Comparison with Uniform Random Sampling
Obviously these frequency counts are very even. However, to show how much this is an improvement over simple uniform random sample, the follow frequency counts are given for a corresponding sample of 490 randomly sampled 4-sets.

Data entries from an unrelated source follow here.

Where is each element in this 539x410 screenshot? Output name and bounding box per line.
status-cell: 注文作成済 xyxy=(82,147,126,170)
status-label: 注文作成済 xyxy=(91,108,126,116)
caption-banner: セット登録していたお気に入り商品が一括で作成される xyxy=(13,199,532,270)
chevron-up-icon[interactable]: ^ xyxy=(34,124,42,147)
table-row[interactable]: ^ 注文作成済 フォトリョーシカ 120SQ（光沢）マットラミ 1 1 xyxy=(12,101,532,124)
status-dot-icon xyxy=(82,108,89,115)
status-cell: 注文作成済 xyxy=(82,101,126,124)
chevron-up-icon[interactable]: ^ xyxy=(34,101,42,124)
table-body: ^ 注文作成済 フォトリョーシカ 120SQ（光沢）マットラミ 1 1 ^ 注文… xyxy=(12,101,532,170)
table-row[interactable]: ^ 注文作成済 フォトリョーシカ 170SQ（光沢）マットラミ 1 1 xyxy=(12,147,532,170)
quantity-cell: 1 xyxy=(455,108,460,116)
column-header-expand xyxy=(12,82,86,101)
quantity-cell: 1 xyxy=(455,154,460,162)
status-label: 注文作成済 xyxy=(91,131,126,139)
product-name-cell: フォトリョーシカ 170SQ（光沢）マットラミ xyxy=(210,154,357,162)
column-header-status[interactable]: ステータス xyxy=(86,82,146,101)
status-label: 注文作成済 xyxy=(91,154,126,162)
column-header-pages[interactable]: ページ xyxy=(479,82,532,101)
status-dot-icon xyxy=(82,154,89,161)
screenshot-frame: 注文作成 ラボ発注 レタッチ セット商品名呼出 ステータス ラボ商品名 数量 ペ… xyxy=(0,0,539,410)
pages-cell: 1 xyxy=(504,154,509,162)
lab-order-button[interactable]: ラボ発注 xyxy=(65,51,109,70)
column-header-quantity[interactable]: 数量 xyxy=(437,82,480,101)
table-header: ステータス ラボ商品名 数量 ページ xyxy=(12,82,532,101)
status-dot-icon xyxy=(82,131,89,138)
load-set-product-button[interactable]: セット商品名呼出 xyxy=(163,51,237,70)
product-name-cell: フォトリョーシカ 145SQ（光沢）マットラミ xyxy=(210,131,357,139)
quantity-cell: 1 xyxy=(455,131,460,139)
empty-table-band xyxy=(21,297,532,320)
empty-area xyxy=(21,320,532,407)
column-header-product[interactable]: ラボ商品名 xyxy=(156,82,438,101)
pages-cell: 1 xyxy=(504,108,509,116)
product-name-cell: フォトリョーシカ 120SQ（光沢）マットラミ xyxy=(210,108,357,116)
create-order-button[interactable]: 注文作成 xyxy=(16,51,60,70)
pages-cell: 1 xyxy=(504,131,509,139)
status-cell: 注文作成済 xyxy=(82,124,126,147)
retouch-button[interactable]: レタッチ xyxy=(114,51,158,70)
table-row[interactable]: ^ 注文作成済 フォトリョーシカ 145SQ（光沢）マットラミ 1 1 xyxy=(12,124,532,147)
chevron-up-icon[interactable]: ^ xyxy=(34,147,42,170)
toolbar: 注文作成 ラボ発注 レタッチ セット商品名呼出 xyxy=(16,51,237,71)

The frequency of each of the 9 different $x_i$ is, $$196, 196, 200, 208, 216, 220, 224, 225, 235$$
The frequency of each of the 36 different pairs $\{x_i,x_j\}$ is, $$ 66, 67, 70, 70, 70, 71, 72, 72, 72, 73, 73, 74, 74, 75, 75, 76, 77, \ 78, 78, 79, 80, 82, 84, 85, 85, 86, 86, 88, 89, 90, 90, 91, 92, 93, \ 96, 101$$
The frequency of each of 84 the different sets $\{x_i,x_j,x_k\}$ $$ 14, 15, 15, 15, 16, 16, 16, 16, 17, 17, 17, 18, 18, 18, 18, 19, 19, \ 19, 19, 19, 19, 19, 20, 20, 20, 20, 21, 21, 21, 21, 21, 21, 21, 21, \ 21, 22, 22, 22, 22, 22, 22, 22, 22, 23, 23, 23, 23, 23, 24, 24, 24, \ 24, 24, 24, 25, 25, 25, 25, 25, 25, 25, 25, 25, 26, 26, 26, 26, 26, \ 27, 27, 28, 28, 28, 28, 30, 30, 30, 30, 30, 31, 32, 33, 34, 36$$
And finally, the frequency of each of the 126 different 4-sets is: $$0, 1, 1, 1, 1, 1, 1, 1, 1, 1, 1, 2, 2, 2, 2, 2, 2, 2, 2, 2, 2, 2, 2, \ 2, 2, 2, 2, 2, 2, 2, 2, 2, 3, 3, 3, 3, 3, 3, 3, 3, 3, 3, 3, 3, 3, 3, \ 3, 3, 3, 3, 3, 3, 3, 3, 3, 3, 3, 3, 3, 3, 3, 3, 4, 4, 4, 4, 4, 4, 4, \ 4, 4, 4, 4, 4, 4, 4, 4, 4, 4, 4, 4, 4, 4, 4, 4, 4, 4, 4, 4, 4, 5, 5, \ 5, 5, 5, 5, 5, 5, 5, 5, 5, 5, 5, 5, 5, 6, 6, 6, 6, 6, 6, 6, 6, 7, 7, \ 7, 7, 7, 8, 8, 8, 8, 8, 9, 9, 10 $$
Summary
The low discrepancy Sobol sequence can be used to construct a sequence of subsets such that the cumulative frequency of all possible subsets of variables is evenly distributed.